Now examine this next chart. It shows excess reserves of money held by commercial banks at the Federal Reserve (think of these as the savings accounts for the commercial banks):

20140423-170843.jpg

Look closely. What do you notice when comparing the two?

The total amount of M1 supply on the market is roughy $2.7 trillion, while the total of excess reserves is roughly $2.4 trillion. The excess reserves held are roughly 84% of the possible liabilities held against the banks. This means that the U.S. banking system is nearly 100% reserved.

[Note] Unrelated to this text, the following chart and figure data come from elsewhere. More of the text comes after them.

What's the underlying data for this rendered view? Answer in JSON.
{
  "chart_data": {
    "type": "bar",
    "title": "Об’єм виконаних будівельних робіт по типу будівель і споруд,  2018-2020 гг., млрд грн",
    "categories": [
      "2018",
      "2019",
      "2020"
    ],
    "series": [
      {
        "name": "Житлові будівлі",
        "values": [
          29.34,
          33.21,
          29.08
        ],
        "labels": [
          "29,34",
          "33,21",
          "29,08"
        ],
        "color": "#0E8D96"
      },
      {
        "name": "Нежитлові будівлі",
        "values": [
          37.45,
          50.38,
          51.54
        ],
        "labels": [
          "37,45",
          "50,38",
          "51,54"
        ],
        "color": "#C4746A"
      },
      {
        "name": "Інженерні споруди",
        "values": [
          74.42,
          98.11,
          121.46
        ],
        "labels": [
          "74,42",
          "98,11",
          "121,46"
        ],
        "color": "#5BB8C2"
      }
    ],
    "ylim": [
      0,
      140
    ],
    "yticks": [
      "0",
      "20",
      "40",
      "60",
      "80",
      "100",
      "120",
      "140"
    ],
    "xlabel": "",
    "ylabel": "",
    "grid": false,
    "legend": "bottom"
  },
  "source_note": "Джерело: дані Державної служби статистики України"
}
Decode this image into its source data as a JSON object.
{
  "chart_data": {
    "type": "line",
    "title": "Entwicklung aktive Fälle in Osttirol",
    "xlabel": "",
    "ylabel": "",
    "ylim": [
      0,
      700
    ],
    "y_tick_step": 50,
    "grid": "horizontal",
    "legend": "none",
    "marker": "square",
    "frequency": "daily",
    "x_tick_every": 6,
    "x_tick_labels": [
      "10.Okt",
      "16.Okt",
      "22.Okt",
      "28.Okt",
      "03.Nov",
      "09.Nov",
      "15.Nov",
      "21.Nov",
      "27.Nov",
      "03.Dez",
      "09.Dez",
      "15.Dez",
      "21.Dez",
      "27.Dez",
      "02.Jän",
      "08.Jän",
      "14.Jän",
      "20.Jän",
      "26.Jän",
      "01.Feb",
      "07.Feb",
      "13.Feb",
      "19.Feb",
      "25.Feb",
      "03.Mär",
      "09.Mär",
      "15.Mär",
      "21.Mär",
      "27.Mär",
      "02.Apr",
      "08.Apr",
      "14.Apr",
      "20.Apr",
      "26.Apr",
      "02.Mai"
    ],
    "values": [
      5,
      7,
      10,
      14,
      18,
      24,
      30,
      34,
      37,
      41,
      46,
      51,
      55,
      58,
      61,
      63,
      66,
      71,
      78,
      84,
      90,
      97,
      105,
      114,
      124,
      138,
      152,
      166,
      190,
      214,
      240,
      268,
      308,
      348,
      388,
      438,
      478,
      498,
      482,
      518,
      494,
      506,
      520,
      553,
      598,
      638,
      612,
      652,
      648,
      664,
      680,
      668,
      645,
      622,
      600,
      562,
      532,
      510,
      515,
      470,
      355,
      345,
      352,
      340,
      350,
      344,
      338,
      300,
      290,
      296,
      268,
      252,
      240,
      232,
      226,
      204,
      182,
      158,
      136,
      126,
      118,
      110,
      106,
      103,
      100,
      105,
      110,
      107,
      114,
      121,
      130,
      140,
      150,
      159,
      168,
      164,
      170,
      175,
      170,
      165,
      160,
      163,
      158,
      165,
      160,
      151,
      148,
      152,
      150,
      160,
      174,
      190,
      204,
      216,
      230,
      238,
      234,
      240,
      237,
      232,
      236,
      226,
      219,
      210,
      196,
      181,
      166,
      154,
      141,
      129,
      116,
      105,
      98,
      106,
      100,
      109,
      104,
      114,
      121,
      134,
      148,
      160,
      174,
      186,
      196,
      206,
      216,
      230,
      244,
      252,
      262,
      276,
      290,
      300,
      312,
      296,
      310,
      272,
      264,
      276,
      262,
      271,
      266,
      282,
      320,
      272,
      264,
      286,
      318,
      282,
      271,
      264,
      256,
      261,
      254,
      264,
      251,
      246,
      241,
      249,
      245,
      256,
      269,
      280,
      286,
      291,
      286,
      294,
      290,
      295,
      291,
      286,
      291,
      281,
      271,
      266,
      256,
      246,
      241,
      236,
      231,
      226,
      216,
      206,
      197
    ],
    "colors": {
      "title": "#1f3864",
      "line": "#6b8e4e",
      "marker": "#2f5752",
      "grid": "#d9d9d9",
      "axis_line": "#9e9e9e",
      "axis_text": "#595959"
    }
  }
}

The U.S. banking system has generally been known to be a fractional reserve system. Commercial banks usually have only about 10% of depositor’s cash on hand at any time. This is why bank runs can destroy a bank; if all depositors demand their money at once, the bank will not have enough to pay them all. This is what collapsed banks in the 1930s, and what caused some of the large investment banks to collapse in 2008.

Using the program known as Quantitative Easing, the Federal Reserve has been shoveling money into the coffers of the large Wall Street banks. This is piling up in digital vaults at the Fed as excess reserves. The banks can call on these reserves at any time, but they are afraid to lend it into the general economy. Banks would rather hold it at the Fed, where it is totally guaranteed, and even receives a small interest rate. So, the money piles up in the digital vaults.

Eventually, this money may begin exiting the digital vaults. Either banks will decide to start lending again, or the Federal Reserve will start issuing a fee against excess reserves. Either way, the money will start being lent into the general economy. Excess reserves will begin draining. When they do, the M1 will rise, excess reserves will fall, and the U.S. banking system will return to a truly fractional reserve paradigm.

That is why this is a problem. The economy has not recovered. Families are still underwater. Businesses are still struggling. It is obvious that the wild record highs being seen in the stock market are totally disconnected from what is happening on Main Street. The recession of 2008 was never allowed to run it’s full course, and the markets did not clear.

Because of this, there is still a very good chance that a 2nd recession will strike the U.S. within the near-ish future. If the banks are lent out and the system has become fractional once again, this could spell big trouble for the banking system. While they sit on excess reserves, they are somewhat secure. When that money begins to filter out, they will lose their secure position. The odds of another bank collapse will drastically increase as they lose the ability to call on excess reserves to cover monetary shortfalls.

In my opinion, Fractional Reserve banking is basically crookery. We’d be better off if it were outlawed as fraud. It’ll never happen, of course, but I can dream.